“This comic never comes out! The editors are forcing Ellis to change things!” These are the cries of fellow comic fans. The former is certainly true. Simone Bianchi takes 4-7 weeks to complete an issue. Yeah, that’s slow, but this is a team book, and besides, Bianchi’s art is really pretty. Check out the preview. Besides being beautiful and unique, Bianchi also provides interesting page layouts. In fact, for my money, although this is coming from someone who has read all of Bianchi’s American comics, I would buy this book on Bianchi’s art alone.
As for editors compromising Ellis’ vision, it could be true. I notice that what the solicit promises and what is actually included is a bit different. Anyway, let’s just analyze what’s been printed, shall we? I think the best think about Ellis’ run is that the X-Men sound like actual people. I believe that they have their own personalities, and that they’ve spent too much time with each other, for better or for worse. I know everyone loves Whedon’s characters, but really, they’re all the same: witty, witty, witty! Everyone’s witty! Though I did enjoy Whedon’s run, on a character level, it was ALL about Kitty. With Ellis, I’m not reading a team-book about tough guy, smart guy and leader guy. I’m reading about Logan, Hank, and Scott. Another thing that I’ve enjoyed about Ellis’ first arc is that I actually feel like I’m part of the X-Men. No, I’m not twelve. It’s just that Ellis puts us in the middle of this mystery. We know nothing more than what the X-Men know. In fact, they might even know more.

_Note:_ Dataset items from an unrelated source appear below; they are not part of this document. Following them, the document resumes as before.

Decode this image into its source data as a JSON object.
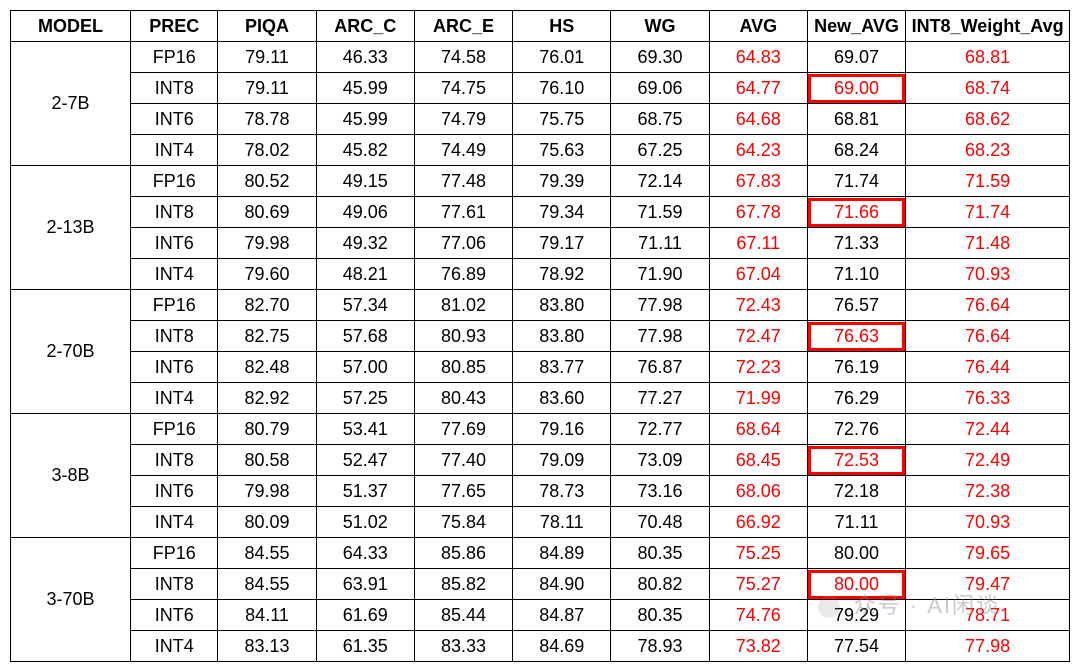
{
  "headers": {
    "model": "MODEL",
    "prec": "PREC",
    "piqa": "PIQA",
    "arc_c": "ARC_C",
    "arc_e": "ARC_E",
    "hs": "HS",
    "wg": "WG",
    "avg": "AVG",
    "new_avg": "New_AVG",
    "wavg": "INT8_Weight_Avg"
  },
  "watermark": "众号 · AI闲谈",
  "groups": [
    {
      "model": "2-7B",
      "rows": [
        {
          "prec": "FP16",
          "piqa": "79.11",
          "arc_c": "46.33",
          "arc_e": "74.58",
          "hs": "76.01",
          "wg": "69.30",
          "avg": "64.83",
          "new_avg": "69.07",
          "new_avg_hl": false,
          "wavg": "68.81"
        },
        {
          "prec": "INT8",
          "piqa": "79.11",
          "arc_c": "45.99",
          "arc_e": "74.75",
          "hs": "76.10",
          "wg": "69.06",
          "avg": "64.77",
          "new_avg": "69.00",
          "new_avg_hl": true,
          "wavg": "68.74"
        },
        {
          "prec": "INT6",
          "piqa": "78.78",
          "arc_c": "45.99",
          "arc_e": "74.79",
          "hs": "75.75",
          "wg": "68.75",
          "avg": "64.68",
          "new_avg": "68.81",
          "new_avg_hl": false,
          "wavg": "68.62"
        },
        {
          "prec": "INT4",
          "piqa": "78.02",
          "arc_c": "45.82",
          "arc_e": "74.49",
          "hs": "75.63",
          "wg": "67.25",
          "avg": "64.23",
          "new_avg": "68.24",
          "new_avg_hl": false,
          "wavg": "68.23"
        }
      ]
    },
    {
      "model": "2-13B",
      "rows": [
        {
          "prec": "FP16",
          "piqa": "80.52",
          "arc_c": "49.15",
          "arc_e": "77.48",
          "hs": "79.39",
          "wg": "72.14",
          "avg": "67.83",
          "new_avg": "71.74",
          "new_avg_hl": false,
          "wavg": "71.59"
        },
        {
          "prec": "INT8",
          "piqa": "80.69",
          "arc_c": "49.06",
          "arc_e": "77.61",
          "hs": "79.34",
          "wg": "71.59",
          "avg": "67.78",
          "new_avg": "71.66",
          "new_avg_hl": true,
          "wavg": "71.74"
        },
        {
          "prec": "INT6",
          "piqa": "79.98",
          "arc_c": "49.32",
          "arc_e": "77.06",
          "hs": "79.17",
          "wg": "71.11",
          "avg": "67.11",
          "new_avg": "71.33",
          "new_avg_hl": false,
          "wavg": "71.48"
        },
        {
          "prec": "INT4",
          "piqa": "79.60",
          "arc_c": "48.21",
          "arc_e": "76.89",
          "hs": "78.92",
          "wg": "71.90",
          "avg": "67.04",
          "new_avg": "71.10",
          "new_avg_hl": false,
          "wavg": "70.93"
        }
      ]
    },
    {
      "model": "2-70B",
      "rows": [
        {
          "prec": "FP16",
          "piqa": "82.70",
          "arc_c": "57.34",
          "arc_e": "81.02",
          "hs": "83.80",
          "wg": "77.98",
          "avg": "72.43",
          "new_avg": "76.57",
          "new_avg_hl": false,
          "wavg": "76.64"
        },
        {
          "prec": "INT8",
          "piqa": "82.75",
          "arc_c": "57.68",
          "arc_e": "80.93",
          "hs": "83.80",
          "wg": "77.98",
          "avg": "72.47",
          "new_avg": "76.63",
          "new_avg_hl": true,
          "wavg": "76.64"
        },
        {
          "prec": "INT6",
          "piqa": "82.48",
          "arc_c": "57.00",
          "arc_e": "80.85",
          "hs": "83.77",
          "wg": "76.87",
          "avg": "72.23",
          "new_avg": "76.19",
          "new_avg_hl": false,
          "wavg": "76.44"
        },
        {
          "prec": "INT4",
          "piqa": "82.92",
          "arc_c": "57.25",
          "arc_e": "80.43",
          "hs": "83.60",
          "wg": "77.27",
          "avg": "71.99",
          "new_avg": "76.29",
          "new_avg_hl": false,
          "wavg": "76.33"
        }
      ]
    },
    {
      "model": "3-8B",
      "rows": [
        {
          "prec": "FP16",
          "piqa": "80.79",
          "arc_c": "53.41",
          "arc_e": "77.69",
          "hs": "79.16",
          "wg": "72.77",
          "avg": "68.64",
          "new_avg": "72.76",
          "new_avg_hl": false,
          "wavg": "72.44"
        },
        {
          "prec": "INT8",
          "piqa": "80.58",
          "arc_c": "52.47",
          "arc_e": "77.40",
          "hs": "79.09",
          "wg": "73.09",
          "avg": "68.45",
          "new_avg": "72.53",
          "new_avg_hl": true,
          "wavg": "72.49"
        },
        {
          "prec": "INT6",
          "piqa": "79.98",
          "arc_c": "51.37",
          "arc_e": "77.65",
          "hs": "78.73",
          "wg": "73.16",
          "avg": "68.06",
          "new_avg": "72.18",
          "new_avg_hl": false,
          "wavg": "72.38"
        },
        {
          "prec": "INT4",
          "piqa": "80.09",
          "arc_c": "51.02",
          "arc_e": "75.84",
          "hs": "78.11",
          "wg": "70.48",
          "avg": "66.92",
          "new_avg": "71.11",
          "new_avg_hl": false,
          "wavg": "70.93"
        }
      ]
    },
    {
      "model": "3-70B",
      "rows": [
        {
          "prec": "FP16",
          "piqa": "84.55",
          "arc_c": "64.33",
          "arc_e": "85.86",
          "hs": "84.89",
          "wg": "80.35",
          "avg": "75.25",
          "new_avg": "80.00",
          "new_avg_hl": false,
          "wavg": "79.65"
        },
        {
          "prec": "INT8",
          "piqa": "84.55",
          "arc_c": "63.91",
          "arc_e": "85.82",
          "hs": "84.90",
          "wg": "80.82",
          "avg": "75.27",
          "new_avg": "80.00",
          "new_avg_hl": true,
          "wavg": "79.47"
        },
        {
          "prec": "INT6",
          "piqa": "84.11",
          "arc_c": "61.69",
          "arc_e": "85.44",
          "hs": "84.87",
          "wg": "80.35",
          "avg": "74.76",
          "new_avg": "79.29",
          "new_avg_hl": false,
          "wavg": "78.71"
        },
        {
          "prec": "INT4",
          "piqa": "83.13",
          "arc_c": "61.35",
          "arc_e": "83.33",
          "hs": "84.69",
          "wg": "78.93",
          "avg": "73.82",
          "new_avg": "77.54",
          "new_avg_hl": false,
          "wavg": "77.98"
        }
      ]
    }
  ]
}
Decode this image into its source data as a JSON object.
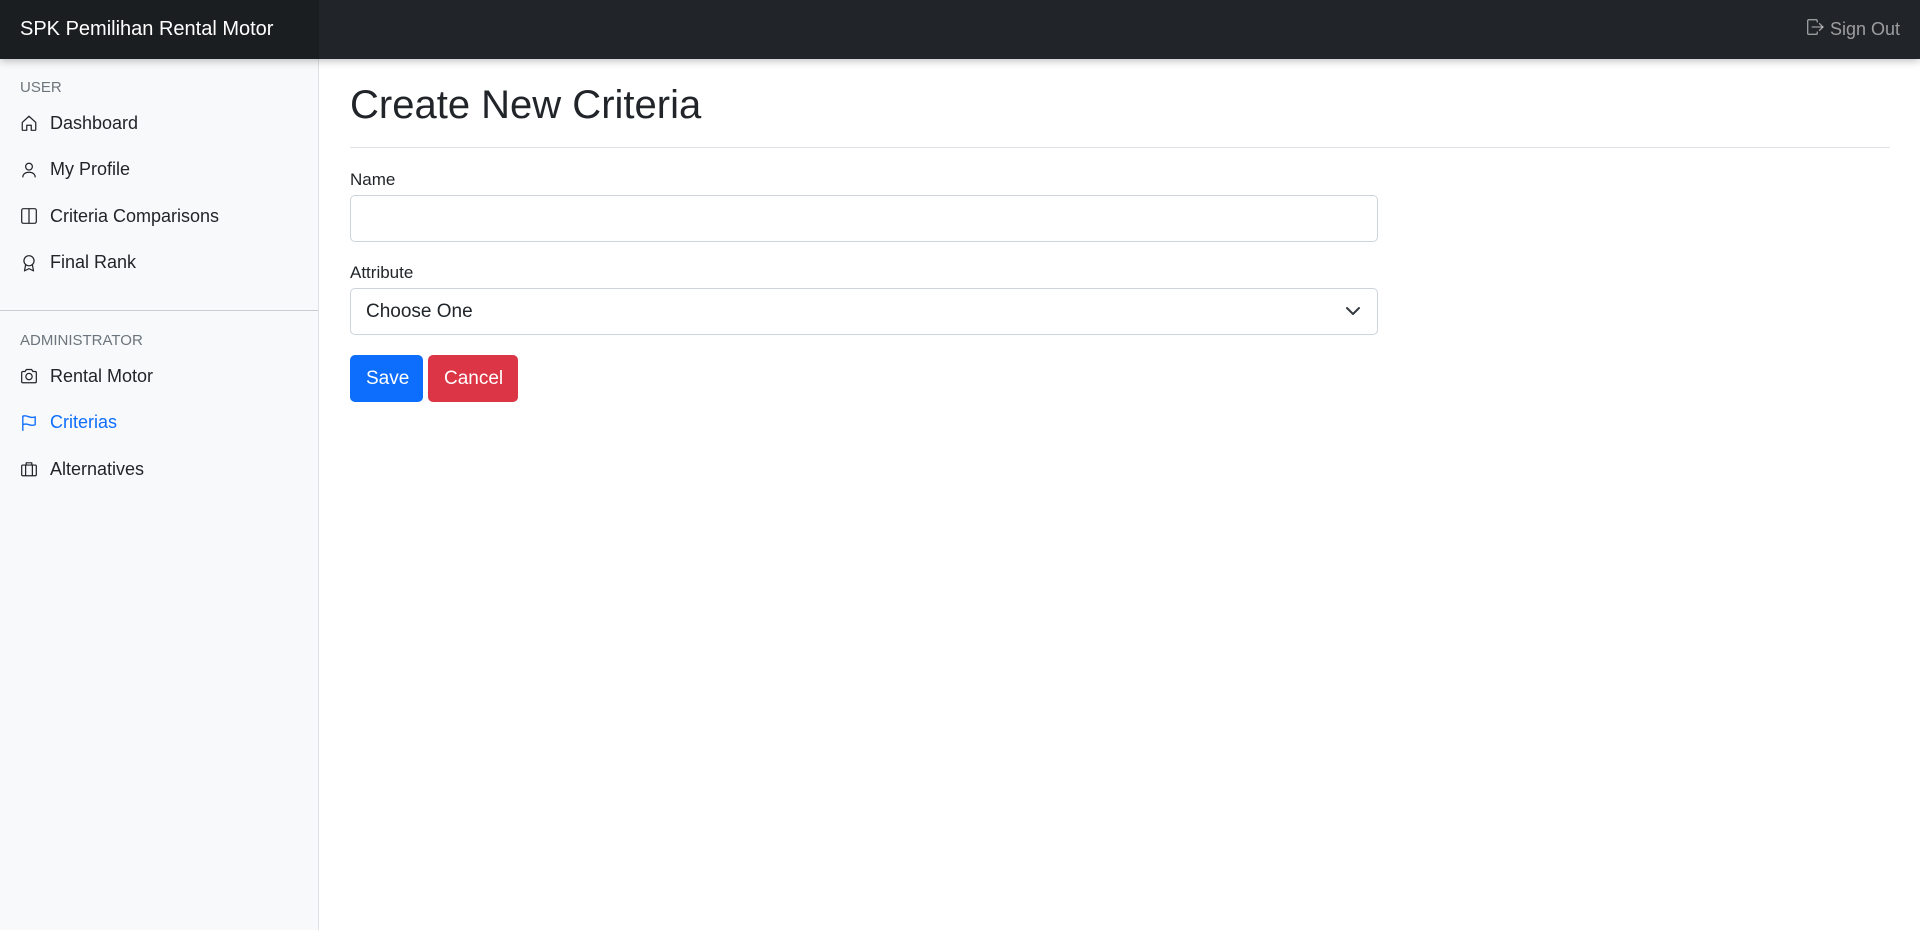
{
  "navbar": {
    "brand": "SPK Pemilihan Rental Motor",
    "signout_label": "Sign Out",
    "signout_icon": "box-arrow-right-icon"
  },
  "sidebar": {
    "user_heading": "USER",
    "user_items": [
      {
        "label": "Dashboard",
        "icon": "house-icon"
      },
      {
        "label": "My Profile",
        "icon": "person-icon"
      },
      {
        "label": "Criteria Comparisons",
        "icon": "layout-split-icon"
      },
      {
        "label": "Final Rank",
        "icon": "award-icon"
      }
    ],
    "admin_heading": "ADMINISTRATOR",
    "admin_items": [
      {
        "label": "Rental Motor",
        "icon": "camera-icon"
      },
      {
        "label": "Criterias",
        "icon": "flag-icon",
        "active": true
      },
      {
        "label": "Alternatives",
        "icon": "briefcase-icon"
      }
    ]
  },
  "main": {
    "title": "Create New Criteria",
    "form": {
      "name_label": "Name",
      "name_value": "",
      "attribute_label": "Attribute",
      "attribute_selected": "Choose One",
      "save_label": "Save",
      "cancel_label": "Cancel"
    }
  },
  "colors": {
    "navbar_bg": "#212529",
    "brand_bg": "#1b1e21",
    "sidebar_bg": "#f8f9fa",
    "active_link": "#0d6efd",
    "save_button": "#0d6efd",
    "cancel_button": "#dc3545"
  }
}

Both of those Ellis virtues, and of course Bianchi’s art, are still present here. So I was quite happy with this installment. Yes, it is the penultimate chapter. Nothing is resolved, and it’s exposition-heavy. I was still left satisfied, ready to patiently wait another two months for the conclusion. Oh, and Ellis provides another low-key cliffhanger. I’ve been enjoying those as well.